Abstract

1095 Background: ERB is a non-taxane microtubule inhibitor approved for the treatment (Tx) of taxane (TAX) and anthracycline-treated MBC based on improved OS compared to treatment of physician choice. In the adjuvant setting, docetaxel/CTX (TC) was superior to doxorubicin/CTX for DFS and OS. ERB is active in TAX-resistant disease with a low rate of peripheral neuropathy (PN); its primary dose-limiting toxicity (DLT) is bone marrow suppression. We hypothesized that the combination of ERB and CTX would be well tolerated and active in patients with TAX-resistant disease, with potential applicability to the adjuvant setting. Methods: We designed a 3+3 phase Ib study of ERB, administered in 2 escalating doses on day 1 and 8, with CTX 600 mg/m2day 1 every 21 days. Eligibility included PN ≤ grade 1. Correlative studies to identify predictors of response and toxicity included whole blood for SNPs, GWAS, circulating tumor cells (CTC), and archived tumor RNA/protein expression analysis. Toxicity assessment included QoL and evaluation of PN. Results: 6 patients (pts) with MBC, median age 50 (47-63), were enrolled.
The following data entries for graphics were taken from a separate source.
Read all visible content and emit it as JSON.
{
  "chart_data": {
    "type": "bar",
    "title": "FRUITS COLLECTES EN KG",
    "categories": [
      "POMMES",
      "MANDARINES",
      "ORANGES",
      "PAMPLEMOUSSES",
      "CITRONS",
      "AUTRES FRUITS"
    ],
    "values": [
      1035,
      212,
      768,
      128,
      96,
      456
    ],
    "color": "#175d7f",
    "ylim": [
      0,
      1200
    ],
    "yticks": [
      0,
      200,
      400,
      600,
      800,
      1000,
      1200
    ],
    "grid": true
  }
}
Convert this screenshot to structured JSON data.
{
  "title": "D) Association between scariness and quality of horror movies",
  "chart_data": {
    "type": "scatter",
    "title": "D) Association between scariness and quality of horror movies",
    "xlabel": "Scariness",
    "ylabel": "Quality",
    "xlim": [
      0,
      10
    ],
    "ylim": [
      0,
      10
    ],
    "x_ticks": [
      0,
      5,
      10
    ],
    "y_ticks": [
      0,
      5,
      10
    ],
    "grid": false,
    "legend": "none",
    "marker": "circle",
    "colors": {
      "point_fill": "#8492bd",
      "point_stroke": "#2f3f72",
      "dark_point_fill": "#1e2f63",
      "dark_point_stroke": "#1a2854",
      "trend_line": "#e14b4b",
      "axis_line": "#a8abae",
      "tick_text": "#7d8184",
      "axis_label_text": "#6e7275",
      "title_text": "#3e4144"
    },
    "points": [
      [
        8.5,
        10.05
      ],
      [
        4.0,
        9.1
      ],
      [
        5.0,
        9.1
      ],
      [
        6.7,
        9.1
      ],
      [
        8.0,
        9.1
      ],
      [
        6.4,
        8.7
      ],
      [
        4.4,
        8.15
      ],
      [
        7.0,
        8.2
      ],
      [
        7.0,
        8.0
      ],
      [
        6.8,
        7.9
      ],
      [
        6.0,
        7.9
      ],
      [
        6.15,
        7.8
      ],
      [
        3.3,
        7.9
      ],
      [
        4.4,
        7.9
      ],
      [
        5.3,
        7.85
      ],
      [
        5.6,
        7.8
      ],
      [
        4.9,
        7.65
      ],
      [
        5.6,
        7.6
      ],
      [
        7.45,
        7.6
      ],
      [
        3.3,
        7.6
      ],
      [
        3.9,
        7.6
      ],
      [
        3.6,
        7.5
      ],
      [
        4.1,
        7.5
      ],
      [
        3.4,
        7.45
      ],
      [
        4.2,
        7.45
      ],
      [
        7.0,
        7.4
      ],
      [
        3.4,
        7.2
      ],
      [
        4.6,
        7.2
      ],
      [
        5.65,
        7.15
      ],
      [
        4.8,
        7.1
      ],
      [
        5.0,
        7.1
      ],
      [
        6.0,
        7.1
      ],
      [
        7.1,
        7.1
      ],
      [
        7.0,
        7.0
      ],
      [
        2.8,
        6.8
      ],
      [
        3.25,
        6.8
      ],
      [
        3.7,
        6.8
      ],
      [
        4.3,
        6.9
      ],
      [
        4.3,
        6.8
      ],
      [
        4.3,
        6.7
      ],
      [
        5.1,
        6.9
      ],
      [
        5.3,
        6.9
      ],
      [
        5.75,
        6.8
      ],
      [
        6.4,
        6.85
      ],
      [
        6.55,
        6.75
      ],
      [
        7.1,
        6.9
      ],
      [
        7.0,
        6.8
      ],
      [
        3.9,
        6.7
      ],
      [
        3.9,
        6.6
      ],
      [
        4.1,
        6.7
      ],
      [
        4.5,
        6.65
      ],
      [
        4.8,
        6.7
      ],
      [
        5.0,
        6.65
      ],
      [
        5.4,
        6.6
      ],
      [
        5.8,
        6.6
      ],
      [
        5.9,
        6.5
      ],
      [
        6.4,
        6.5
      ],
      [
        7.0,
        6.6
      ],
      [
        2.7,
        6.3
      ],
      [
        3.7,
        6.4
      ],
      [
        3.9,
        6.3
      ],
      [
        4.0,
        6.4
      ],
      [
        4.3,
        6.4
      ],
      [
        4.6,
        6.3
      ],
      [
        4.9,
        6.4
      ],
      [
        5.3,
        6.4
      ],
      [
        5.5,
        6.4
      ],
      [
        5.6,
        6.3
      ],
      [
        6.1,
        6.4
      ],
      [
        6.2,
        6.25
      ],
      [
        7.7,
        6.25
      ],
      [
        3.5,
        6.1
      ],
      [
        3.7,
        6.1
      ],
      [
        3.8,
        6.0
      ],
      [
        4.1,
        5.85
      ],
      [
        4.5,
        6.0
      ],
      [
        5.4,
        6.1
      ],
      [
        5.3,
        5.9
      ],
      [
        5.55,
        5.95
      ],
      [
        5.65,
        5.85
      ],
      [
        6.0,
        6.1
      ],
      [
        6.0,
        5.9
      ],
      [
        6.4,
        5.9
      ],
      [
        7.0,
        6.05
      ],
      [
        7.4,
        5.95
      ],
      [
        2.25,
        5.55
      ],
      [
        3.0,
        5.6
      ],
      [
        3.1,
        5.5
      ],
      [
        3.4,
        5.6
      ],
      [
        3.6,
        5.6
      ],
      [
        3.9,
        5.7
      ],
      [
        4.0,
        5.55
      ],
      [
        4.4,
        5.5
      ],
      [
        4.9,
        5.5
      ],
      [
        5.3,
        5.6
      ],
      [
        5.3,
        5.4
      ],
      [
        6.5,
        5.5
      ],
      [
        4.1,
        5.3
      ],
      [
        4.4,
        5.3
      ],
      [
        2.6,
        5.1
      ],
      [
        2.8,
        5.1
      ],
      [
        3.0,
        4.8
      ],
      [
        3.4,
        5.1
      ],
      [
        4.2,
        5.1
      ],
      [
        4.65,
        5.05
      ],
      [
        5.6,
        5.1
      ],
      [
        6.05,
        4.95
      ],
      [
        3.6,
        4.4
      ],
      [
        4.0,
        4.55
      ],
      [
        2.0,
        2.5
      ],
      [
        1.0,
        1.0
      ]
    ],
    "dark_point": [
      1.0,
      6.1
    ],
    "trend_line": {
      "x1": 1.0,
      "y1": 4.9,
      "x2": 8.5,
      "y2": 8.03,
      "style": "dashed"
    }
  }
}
All pts had prior TAX exposure and 4 pts had baseline grade 1 PN. Tumor characteristics included hormone receptor + (5 pts), HER2+ (2 pts), and triple-negative (1 pt). Median number of prior Tx for MBC was 5 (1-8). No DLTs were observed; the RP2D is eribulin 1.4 mg/m2 on D1 and D8 with CTX D1 600mg/m2. Neutropenia was the only G3/G4 non-DLT observed at this dose, requiring GCSF support in cycle1 in 2 of 3 pts. All grade toxicities included neutropenia (50%), thrombocytopenia, fatigue, nausea, PN, rash, mucositis, alopecia (33% each), and elevated liver enzymes (17%). Pts received a median of 5.5 cycles (range 3-13), with 3 pts still on Tx. Responses included 2PRs (33%) and 4 SD (67%). 2 pts stopped study Tx for QoL and continued ERB alone. Only 2 pts met threshold of >5CTC/7.5ml at baseline; these had a mean decrease of 90.5% at the start of cycle 2. Conclusions: ERB and CTX is a well-tolerated regimen with promising activity in MBC, with the primary toxicity being neutropenia requiring growth factor support. A phase II study in MBC is underway. Additional correlative studies are ongoing including molecular analyses of CTC. Clinical trial information: NCT01554371.